Par Claude Granveaud-Vallat
Durant longtemps, le golf de Reims s’est senti bien seul entre l’Île-de-France et la Lorraine. Les immenses plaines champenoises, mises à l’honneur du souvenir en ces années du centenaire de la Première guerre mondiale, ont plus souvent séduit les vignerons que les golfeurs… En 1928, quelques amis champenois ont proposé à l’illustre Tom Simpson de dessiner 9 trous dans le parc du château des Dames de France, les filles du roi Louis XV qui séjournaient sur ces terres, en route vers le château de La Bove qui accueillait souvent les princesses. Entre la pièce d’eau reliée aux douves du château, les immenses futaies et une plaine ondulée, l’illustre architecte anglais trouva facilement l’inspiration à son dessin. Fut-il aidé par quelques coupes de vin pétillant ? Son talent n’en avait pas besoin même si son savoir-vivre l’empêchait de refuser… Avec ses 9 trous longs de 2450 mètres, le club vécut tranquillement jusqu’aux années 70, époque où le président Charles-Henri Heidsieck – propriétaire de la maison de champagne éponyme – décida d’agrandir la propriété en acquérant quelques hectares de forêt de l’autre côté de la route qui allaient permettre de porter le tracé à 18 trous. En 1973, le nouveau parcours – conservant quatre trous d’origine (1, 2, 17 et 18) – signé Michael Fenn était inauguré avec un dessin harmonieux, alternant des trous longs, en dévers, en montée avec d’autres dessins plus courts, plus techniques où les bunkers entrent vite en jeu. Une fois la route traversée, le parcours respire mieux, prend ses aises, les trous disposent de plus d’espace même si le jeu demeure précis, serré. Sur un sol souvent gras durant les mois en « R », les petits greens surélevés favorisant un meilleur drainage demandent une certaine habileté pour aller chercher les drapeaux. Michael Fenn a dû s’inspirer du travail de Simpson pour poser ses bunkers de façon judicieuse, ils attirent les balles comme un aimant l’acier !

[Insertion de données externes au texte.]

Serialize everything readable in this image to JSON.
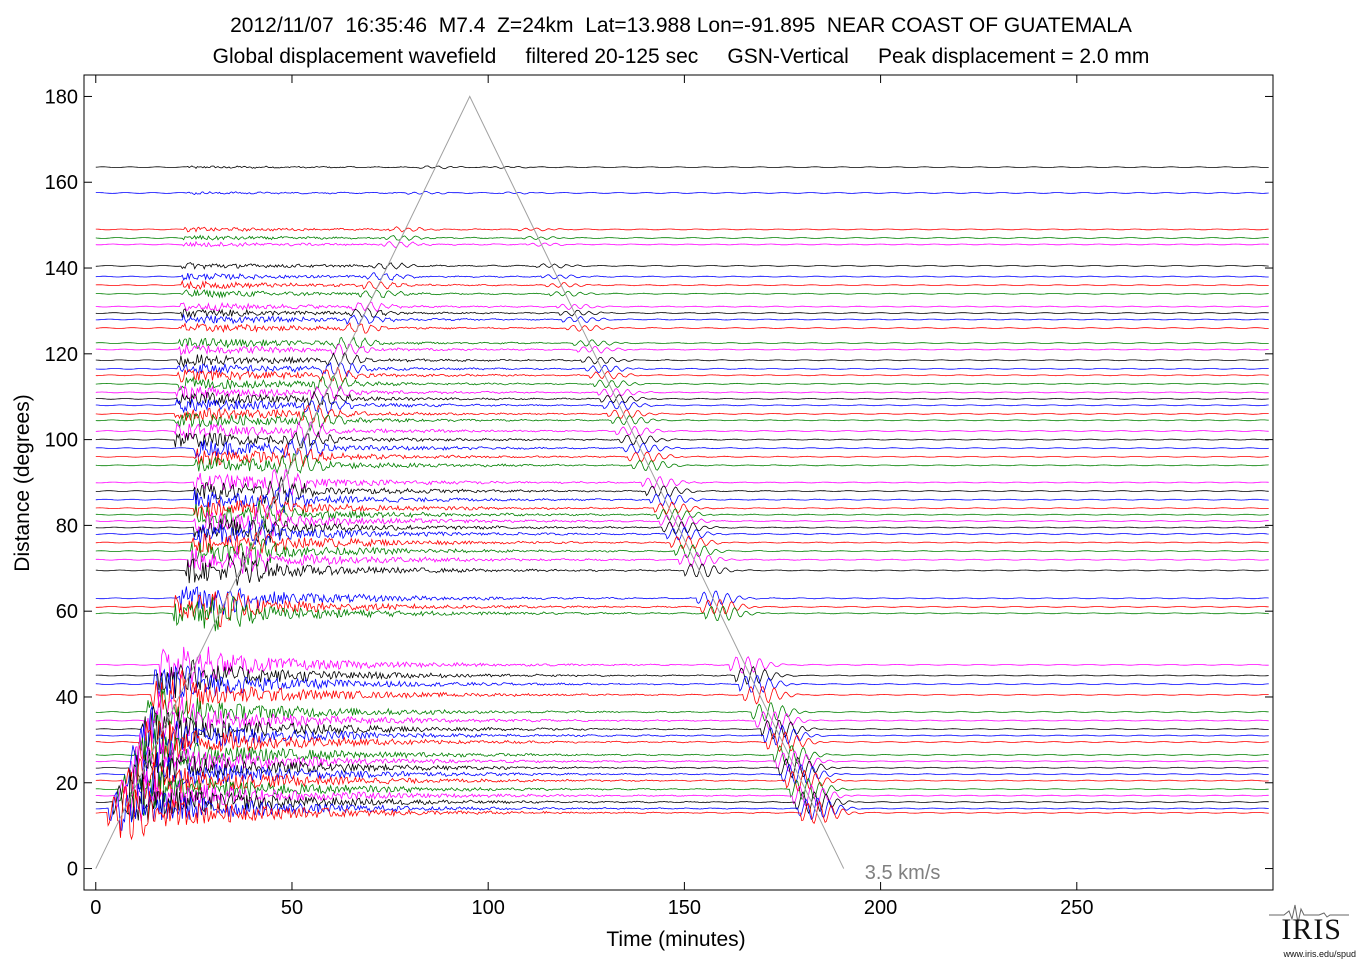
{
  "header": {
    "title_line1": "2012/11/07  16:35:46  M7.4  Z=24km  Lat=13.988 Lon=-91.895  NEAR COAST OF GUATEMALA",
    "title_line2": "Global displacement wavefield     filtered 20-125 sec     GSN-Vertical     Peak displacement = 2.0 mm"
  },
  "logo": {
    "text": "IRIS",
    "url": "www.iris.edu/spud"
  },
  "colors": {
    "axis": "#000000",
    "reference_line": "#a0a0a0",
    "reference_label": "#808080",
    "trace_colors": [
      "#000000",
      "#0000ff",
      "#ff0000",
      "#008000",
      "#ff00ff",
      "#9999ff",
      "#808080"
    ]
  },
  "chart_data": {
    "type": "line",
    "title": "2012/11/07  16:35:46  M7.4  Z=24km  Lat=13.988 Lon=-91.895  NEAR COAST OF GUATEMALA",
    "subtitle": "Global displacement wavefield     filtered 20-125 sec     GSN-Vertical     Peak displacement = 2.0 mm",
    "xlabel": "Time (minutes)",
    "ylabel": "Distance (degrees)",
    "xlim": [
      -3,
      300
    ],
    "ylim": [
      -5,
      185
    ],
    "xticks": [
      0,
      50,
      100,
      150,
      200,
      250
    ],
    "yticks": [
      0,
      20,
      40,
      60,
      80,
      100,
      120,
      140,
      160,
      180
    ],
    "grid": false,
    "reference_line": {
      "label": "3.5 km/s",
      "label_at": [
        200,
        -2
      ],
      "points": [
        [
          0,
          0
        ],
        [
          95.3,
          180
        ],
        [
          190.6,
          0
        ]
      ]
    },
    "station_distances": [
      163.5,
      157.5,
      149,
      147,
      145.5,
      140.5,
      138,
      136,
      134,
      131,
      129.5,
      128,
      126,
      122.5,
      121,
      118.5,
      116.5,
      115,
      113,
      111,
      109.5,
      108,
      106,
      104.5,
      102,
      100,
      98,
      96,
      94,
      90,
      88,
      86,
      84,
      82.5,
      81,
      79.5,
      78,
      76,
      74,
      72,
      69.5,
      63,
      61,
      59.5,
      47.5,
      45,
      43,
      40.5,
      36.5,
      34.5,
      32.5,
      31,
      29.5,
      26.5,
      25,
      23.5,
      22,
      20.5,
      18.5,
      17,
      15.5,
      14,
      13
    ]
  }
}
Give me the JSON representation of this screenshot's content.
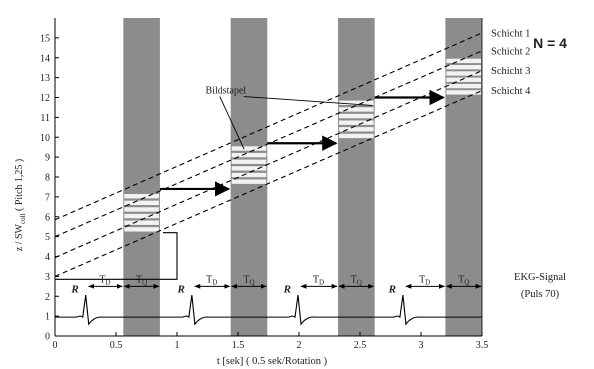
{
  "chart_data": {
    "type": "diagram",
    "title": "",
    "n_label": "N = 4",
    "ylabel": "z / SW",
    "ylabel_sub": "coll",
    "ylabel_suffix": " ( Pitch 1,25 )",
    "xlabel": "t [sek] ( 0.5 sek/Rotation )",
    "x_ticks": [
      {
        "value": 0,
        "label": "0"
      },
      {
        "value": 0.5,
        "label": "0.5"
      },
      {
        "value": 1,
        "label": "1"
      },
      {
        "value": 1.5,
        "label": "1.5"
      },
      {
        "value": 2,
        "label": "2"
      },
      {
        "value": 2.5,
        "label": "2.5"
      },
      {
        "value": 3,
        "label": "3"
      },
      {
        "value": 3.5,
        "label": "3.5"
      }
    ],
    "y_ticks": [
      {
        "value": 0,
        "label": "0"
      },
      {
        "value": 1,
        "label": "1"
      },
      {
        "value": 2,
        "label": "2"
      },
      {
        "value": 3,
        "label": "3"
      },
      {
        "value": 4,
        "label": "4"
      },
      {
        "value": 5,
        "label": "5"
      },
      {
        "value": 6,
        "label": "6"
      },
      {
        "value": 7,
        "label": "7"
      },
      {
        "value": 8,
        "label": "8"
      },
      {
        "value": 9,
        "label": "9"
      },
      {
        "value": 10,
        "label": "10"
      },
      {
        "value": 11,
        "label": "11"
      },
      {
        "value": 12,
        "label": "12"
      },
      {
        "value": 13,
        "label": "13"
      },
      {
        "value": 14,
        "label": "14"
      },
      {
        "value": 15,
        "label": "15"
      }
    ],
    "xlim": [
      0,
      3.5
    ],
    "ylim": [
      0,
      16
    ],
    "gate_color": "#8c8c8c",
    "gates": [
      {
        "start": 0.56,
        "end": 0.86
      },
      {
        "start": 1.44,
        "end": 1.74
      },
      {
        "start": 2.32,
        "end": 2.62
      },
      {
        "start": 3.2,
        "end": 3.5
      }
    ],
    "slices": [
      {
        "label": "Schicht 1",
        "z0": 5.85,
        "z1": 15.25
      },
      {
        "label": "Schicht 2",
        "z0": 5.0,
        "z1": 14.35
      },
      {
        "label": "Schicht 3",
        "z0": 3.95,
        "z1": 13.35
      },
      {
        "label": "Schicht 4",
        "z0": 3.0,
        "z1": 12.35
      }
    ],
    "stacks": [
      {
        "t0": 0.56,
        "t1": 0.86,
        "z_low": 5.2,
        "z_high": 7.2
      },
      {
        "t0": 1.44,
        "t1": 1.74,
        "z_low": 7.6,
        "z_high": 9.6
      },
      {
        "t0": 2.32,
        "t1": 2.62,
        "z_low": 9.9,
        "z_high": 11.9
      },
      {
        "t0": 3.2,
        "t1": 3.5,
        "z_low": 12.1,
        "z_high": 14.0
      }
    ],
    "arrows": [
      {
        "t0": 0.86,
        "t1": 1.44,
        "z": 7.4
      },
      {
        "t0": 1.74,
        "t1": 2.32,
        "z": 9.7
      },
      {
        "t0": 2.62,
        "t1": 3.2,
        "z": 12.0
      }
    ],
    "bildstapel_label": "Bildstapel",
    "bildstapel_anchor": {
      "t": 1.4,
      "z": 12.2
    },
    "bildstapel_targets": [
      {
        "t": 1.55,
        "z": 9.4
      },
      {
        "t": 2.6,
        "z": 11.6
      }
    ],
    "bracket": {
      "t_start": 0,
      "t_end": 1.0,
      "z_bottom": 2.85,
      "z_top": 5.2
    },
    "ekg": {
      "label_line1": "EKG-Signal",
      "label_line2": "(Puls 70)",
      "baseline": 0.95,
      "r_peaks": [
        0.26,
        1.13,
        2.0,
        2.86
      ],
      "peak_label": "R",
      "td_label": "T",
      "td_sub": "D",
      "tq_label": "T",
      "tq_sub": "Q",
      "arrow_level": 2.5,
      "cycles": [
        {
          "r": 0.26,
          "td_end": 0.56,
          "tq_end": 0.86
        },
        {
          "r": 1.13,
          "td_end": 1.44,
          "tq_end": 1.74
        },
        {
          "r": 2.0,
          "td_end": 2.32,
          "tq_end": 2.62
        },
        {
          "r": 2.86,
          "td_end": 3.2,
          "tq_end": 3.5
        }
      ]
    }
  }
}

Depuis le début de ce siècle, une volonté d’améliorer la qualité du terrain a été mise en place à grands frais par Éric Censier, l’ancien directeur. Éric Moreul qui vient de lui succéder compte bien insister dans ce sens. Suite aux fortes chaleurs de l’été 2015, l’arrosage automatique a montré ses limites, la densité forestière pompant plus d’ea
u que les fairways. Une politique d’abattage raisonné est mise en place sur cinq ans pour aérer le parcours, lui apporter plus de lumière et faciliter le jeu. Il y a quelques années les contours du green du 9 ont été repensés avec la création d’une pièce d’eau sur ce dogleg assez court où les fier-à-bras avaient tendance à survoler les frondaisons vers le green et l’espoir d’un eagle. Désormais ils se sont calmés et la grosse artillerie est rangée au fond du sac ! Mais ce trou demeure la hantise de bien des joueurs qui ont tendance à s’enfermer à droite au milieu des petits arbres, se privant d’un accès au green sans risque. Les piquets rouges ne sont alors jamais loin… Derrière grimpette, la mise en jeu du 16 demande encore un petit effort d’autant que si la balle n’atteint pas le plateau le deuxième coup de ce par 5 devient aveugle face à un fairway légèrement incurvé vers la gauche. A l’approche du green, une petite pièce d’eau en forme de haricot sépare ce trou du départ du 3 adjacent avec les risques que cela implique. En revenant vers le château, on retrouve une certaine majesté dans la clairière où l’on imagine les princesses royales jouant à colin-maillard derrière les grands chênes… En léger dévers courant vers l’eau, la mise en jeu du 18 a belle allure. Attention aux piquets rouges sur la droite à la chute de drive, ils arrivent vite si on dévisse. Au deuxième coup, logiquement, l’étang n’est pas dans la ligne de jeu. Il permet juste aux tourelles du château de se refléter dans l’eau pour le plaisir des esthètes et des photographes !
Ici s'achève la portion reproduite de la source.